# **Practical assignment for Topic 9**

In the assignment, you have to use the dataset `auto-lpkm.tsv` (with quadratic features) given in the lecture and you should reuse the given code.

Your assignment consists of **three tasks**:
<br>
<br>

**Task 1**<br>
In function `GA()`, implement tournament selection. Set tournament size to 4.<br>
Do not remove the roulette wheel selection. Instead write the code so that it is easy to choose which selection method to use - from the arguments of the `GA()` function.
<br>
<br>

**Task 2**<br>
In function `GA()`, implement <a href="https://en.wikipedia.org/wiki/Crossover_(genetic_algorithm)#Uniform_crossover">uniform cross-over</a>. As discussed in the lecture, for each gene there should be 50% probability to go to the first child and other 50% probability to go to the second child. And then the other parent's gene does the opposite.<br>
Do not remove the single-point cross-over. Instead write the code so that it is easy to choose which cross-over method to use - from the arguments of the `GA()` function.
<br>
<br>

**Task 3**<br>
Evaluate the following four configurations of GA without any other configuration changes:
* Configuration 1: Roulette wheel selection and single-point cross-over.
* Configuration 2: Roulette wheel selection and uniform cross-over.
* Configuration 3: Tournament selection and single-point cross-over.
* Configuration 4: Tournament selection and uniform cross-over.

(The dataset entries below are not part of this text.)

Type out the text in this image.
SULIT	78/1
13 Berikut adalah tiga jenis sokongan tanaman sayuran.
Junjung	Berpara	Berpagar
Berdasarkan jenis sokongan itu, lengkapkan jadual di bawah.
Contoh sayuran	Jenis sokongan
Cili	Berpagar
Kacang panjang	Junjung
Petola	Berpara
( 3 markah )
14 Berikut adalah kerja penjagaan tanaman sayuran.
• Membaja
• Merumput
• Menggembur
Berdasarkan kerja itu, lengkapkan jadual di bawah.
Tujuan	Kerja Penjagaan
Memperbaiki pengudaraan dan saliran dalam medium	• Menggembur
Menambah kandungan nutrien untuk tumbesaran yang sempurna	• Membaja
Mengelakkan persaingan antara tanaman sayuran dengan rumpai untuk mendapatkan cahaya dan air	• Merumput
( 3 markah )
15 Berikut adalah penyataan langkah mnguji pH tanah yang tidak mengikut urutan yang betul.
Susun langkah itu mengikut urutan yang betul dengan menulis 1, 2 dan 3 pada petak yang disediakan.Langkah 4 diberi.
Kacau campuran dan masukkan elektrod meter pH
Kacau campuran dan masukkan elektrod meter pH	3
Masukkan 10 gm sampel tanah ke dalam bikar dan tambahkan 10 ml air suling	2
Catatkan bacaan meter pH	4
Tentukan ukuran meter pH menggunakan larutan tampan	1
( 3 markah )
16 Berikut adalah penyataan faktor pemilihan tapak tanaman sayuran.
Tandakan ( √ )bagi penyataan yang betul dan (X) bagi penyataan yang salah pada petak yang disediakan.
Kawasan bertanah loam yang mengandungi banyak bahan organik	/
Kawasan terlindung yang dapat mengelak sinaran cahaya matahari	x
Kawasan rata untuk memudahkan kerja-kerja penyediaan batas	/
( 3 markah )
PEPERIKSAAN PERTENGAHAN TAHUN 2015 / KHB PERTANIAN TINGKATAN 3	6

For the four evaluations, run the function on the given dataset and take note of the finally computed $R^2$ value. To do it properly, run each configuration 10 times and compute the averate $R^2$. This will help to reduce the uncertainty of the evaluations. Now compare the numbers and write conclusions.

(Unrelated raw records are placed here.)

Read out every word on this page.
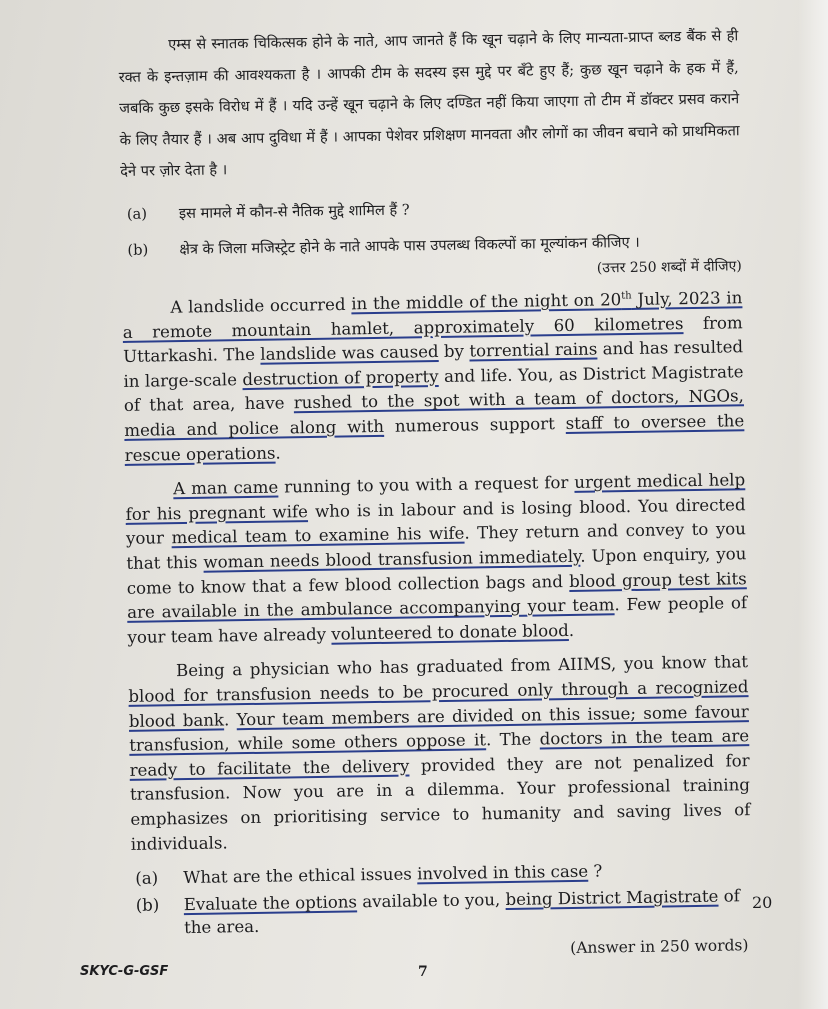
एम्स से स्नातक चिकित्सक होने के नाते, आप जानते हैं कि खून चढ़ाने के लिए मान्यता-प्राप्त ब्लड बैंक से ही रक्त के इन्तज़ाम की आवश्यकता है । आपकी टीम के सदस्य इस मुद्दे पर बँटे हुए हैं; कुछ खून चढ़ाने के हक में हैं, जबकि कुछ इसके विरोध में हैं । यदि उन्हें खून चढ़ाने के लिए दण्डित नहीं किया जाएगा तो टीम में डॉक्टर प्रसव कराने के लिए तैयार हैं । अब आप दुविधा में हैं । आपका पेशेवर प्रशिक्षण मानवता और लोगों का जीवन बचाने को प्राथमिकता देने पर ज़ोर देता है ।

(a)	इस मामले में कौन-से नैतिक मुद्दे शामिल हैं ?
(b)	क्षेत्र के जिला मजिस्ट्रेट होने के नाते आपके पास उपलब्ध विकल्पों का मूल्यांकन कीजिए ।
(उत्तर 250 शब्दों में दीजिए)

A landslide occurred in the middle of the night on 20th July, 2023 in a remote mountain hamlet, approximately 60 kilometres from Uttarkashi. The landslide was caused by torrential rains and has resulted in large-scale destruction of property and life. You, as District Magistrate of that area, have rushed to the spot with a team of doctors, NGOs, media and police along with numerous support staff to oversee the rescue operations.

A man came running to you with a request for urgent medical help for his pregnant wife who is in labour and is losing blood. You directed your medical team to examine his wife. They return and convey to you that this woman needs blood transfusion immediately. Upon enquiry, you come to know that a few blood collection bags and blood group test kits are available in the ambulance accompanying your team. Few people of your team have already volunteered to donate blood.

Being a physician who has graduated from AIIMS, you know that blood for transfusion needs to be procured only through a recognized blood bank. Your team members are divided on this issue; some favour transfusion, while some others oppose it. The doctors in the team are ready to facilitate the delivery provided they are not penalized for transfusion. Now you are in a dilemma. Your professional training emphasizes on prioritising service to humanity and saving lives of individuals.

(a)	What are the ethical issues involved in this case ?
(b)	Evaluate the options available to you, being District Magistrate of the area.
(Answer in 250 words)
20
SKYC-G-GSF	7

In addition, also compare four "fitness vs. generation" diagrams - one diagram from each configuration's single run. Or if you are able to manage the plot's visual complexity, you may try to show all runs from all configurations in one plot. Finally, write conclusions about this comparison as well.

In [1]:
import numpy as np
import matplotlib.pyplot as plt
import pandas as pd

from sklearn.linear_model import LinearRegression

from sklearn.model_selection import cross_val_predict
from sklearn.metrics import mean_squared_error, r2_score

## Task 1

We get GA from the lecture. In the following cell, the needed modifications for Task 1 are done :

In [2]:
def GA(X, y, model, feature_names, selection_method="roulette", tournament_size=4):
  def tournament_selection(fitness, k):
    """
    Select one parent using tournament selection.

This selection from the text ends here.